Ten recent low-tech inventions that have changed the world
Technologies don’t have to be cutting edge to make a profound difference in people’s lives.
Oral rehydration salts
By the early 1990s, diarrheal diseases were killing some 5 million children under the age of five every year. That number is down to about 1.5 million, thanks to oral rehydration salts—a mixture of salt and sugar that can be dissolved in water and administered at home. Zinc is sometimes added to the mix to reduce the severity and duration of diarrhea. This simple innovation has perhaps saved more lives at lower cost than any other.
Cheap, low-power irrigation
Irrigation accounts for the bulk of fresh-water use in most countries—something like three quarters of the total. Drip irrigation uses half as much water as conventional irrigation and is half again as productive. But it’s expensive and usually requires electrical power. The GEAR lab at MIT has developed low-pressure solar-powered drip irrigation systems that can deliver the benefits at much lower cost.
Solar cells can provide cheap, decentralized electricity. But if you’re plugging them into conventional devices on a normal household grid, there’s a lot of overhead involved in converting the direct current they produce into alternating current and back again. A well-designed small DC network can save a substantial amount of energy by eliminating this need.
Deforestation is a major problem in much of the developing world, as is the harm to human health that comes from breathing in the particulate matter in smoke from woodstoves. Better-designed stoves like the Berkeley-Darfur stove use only half as much fuel to cook a comparable amount of food, and they cut the particulate emissions in half as well.
Simple, effective water filters
Hundreds of millions of people around the world lack access to safe water. Simple, cheap water filters use ash combined with silver nanoparticles to filter out impurities and pathogens; they have improved the lives of hundreds of thousands.
Hundreds of millions of people, usually women, have to walk every day to get enough water for their basic needs and transport it home in buckets. The Hippo roller is a heavy-duty plastic barrel that can be flipped on its side and rolled home, via an attached handle, over rough terrain.

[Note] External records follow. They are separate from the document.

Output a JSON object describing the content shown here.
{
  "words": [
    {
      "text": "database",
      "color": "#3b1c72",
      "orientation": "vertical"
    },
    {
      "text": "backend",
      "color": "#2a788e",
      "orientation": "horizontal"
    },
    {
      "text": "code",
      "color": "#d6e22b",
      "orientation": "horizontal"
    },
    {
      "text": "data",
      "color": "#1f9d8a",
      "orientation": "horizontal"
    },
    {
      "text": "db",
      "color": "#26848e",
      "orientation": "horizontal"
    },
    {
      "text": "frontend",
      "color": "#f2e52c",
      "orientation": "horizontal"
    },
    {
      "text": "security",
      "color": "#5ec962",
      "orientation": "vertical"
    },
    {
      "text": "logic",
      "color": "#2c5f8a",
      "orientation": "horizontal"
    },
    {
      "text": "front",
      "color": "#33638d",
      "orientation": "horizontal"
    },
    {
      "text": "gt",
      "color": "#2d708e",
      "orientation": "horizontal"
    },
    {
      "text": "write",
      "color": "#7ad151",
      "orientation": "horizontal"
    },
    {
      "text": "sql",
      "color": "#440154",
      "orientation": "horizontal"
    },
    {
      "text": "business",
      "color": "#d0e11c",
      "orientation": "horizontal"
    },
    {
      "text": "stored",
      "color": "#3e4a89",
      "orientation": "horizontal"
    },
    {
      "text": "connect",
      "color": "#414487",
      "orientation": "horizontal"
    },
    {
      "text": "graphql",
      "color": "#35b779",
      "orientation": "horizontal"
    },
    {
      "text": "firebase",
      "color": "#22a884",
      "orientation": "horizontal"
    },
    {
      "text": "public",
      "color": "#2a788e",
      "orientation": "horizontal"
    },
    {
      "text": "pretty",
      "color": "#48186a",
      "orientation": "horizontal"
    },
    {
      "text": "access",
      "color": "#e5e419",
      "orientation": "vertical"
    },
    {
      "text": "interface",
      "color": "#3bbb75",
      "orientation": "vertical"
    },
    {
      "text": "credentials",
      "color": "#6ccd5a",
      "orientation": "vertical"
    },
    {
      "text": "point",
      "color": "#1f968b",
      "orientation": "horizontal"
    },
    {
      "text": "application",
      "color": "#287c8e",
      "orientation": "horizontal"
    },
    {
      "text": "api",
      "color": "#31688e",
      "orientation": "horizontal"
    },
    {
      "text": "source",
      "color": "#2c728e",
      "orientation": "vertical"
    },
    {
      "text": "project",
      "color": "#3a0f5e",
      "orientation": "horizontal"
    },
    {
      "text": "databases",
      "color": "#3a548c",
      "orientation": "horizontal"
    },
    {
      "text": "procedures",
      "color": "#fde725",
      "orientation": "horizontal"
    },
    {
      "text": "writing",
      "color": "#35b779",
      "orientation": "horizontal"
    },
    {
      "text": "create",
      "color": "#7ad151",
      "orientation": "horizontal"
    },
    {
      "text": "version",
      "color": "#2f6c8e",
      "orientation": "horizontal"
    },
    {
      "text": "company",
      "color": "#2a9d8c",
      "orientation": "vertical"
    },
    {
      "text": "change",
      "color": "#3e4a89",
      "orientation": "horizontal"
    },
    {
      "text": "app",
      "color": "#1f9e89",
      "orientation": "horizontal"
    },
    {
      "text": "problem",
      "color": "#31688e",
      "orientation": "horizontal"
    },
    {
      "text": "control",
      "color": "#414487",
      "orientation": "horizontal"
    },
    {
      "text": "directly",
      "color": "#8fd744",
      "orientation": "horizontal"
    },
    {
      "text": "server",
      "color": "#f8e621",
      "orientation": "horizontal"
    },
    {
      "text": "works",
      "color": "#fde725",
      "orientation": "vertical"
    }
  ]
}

Vaccines are crucial for public health. But in the developing world, distributing the vaccine to where it’s needed is only part of the problem. How do you administer it in a place where sterile needles might be scarce? One fix is a jet injector, a decades-old invention that can send a high-pressure, directed stream of fluid through the skin.
Microscopes are crucial for diagnosing infectious disease. But in some ways they’re the worst possible device—heavy, expensive, and hard to maintain. Paper microscopes, also known as foldscopes, contain all the crucial parts within one foldable sheet of paper. They can be optimized for different diseases and cost less than a dollar.
Disaster communications system
Cell phones are common even in poor countries, but when a natural disaster strikes, the communications networks these devices rely upon can fail. Developed in Chile, SiE is a system that encodes text into high-frequency audio tones that can be distributed over broadcast radio waves and received on any smartphone without requiring any internet infrastructure. An app on the phone listens for these tones and transforms them into a text message.
Portable malaria screener
Malaria kills 1,200 children a day. Quick diagnosis and treatment is crucial, but that typically requires a microscope and a reliable technician to analyze blood samples. A quicker, simpler system developed last year at the University of Southern California is portable and detects levels of hemozoin, a by-product created by the malaria parasite, which reveals how far the disease has progressed.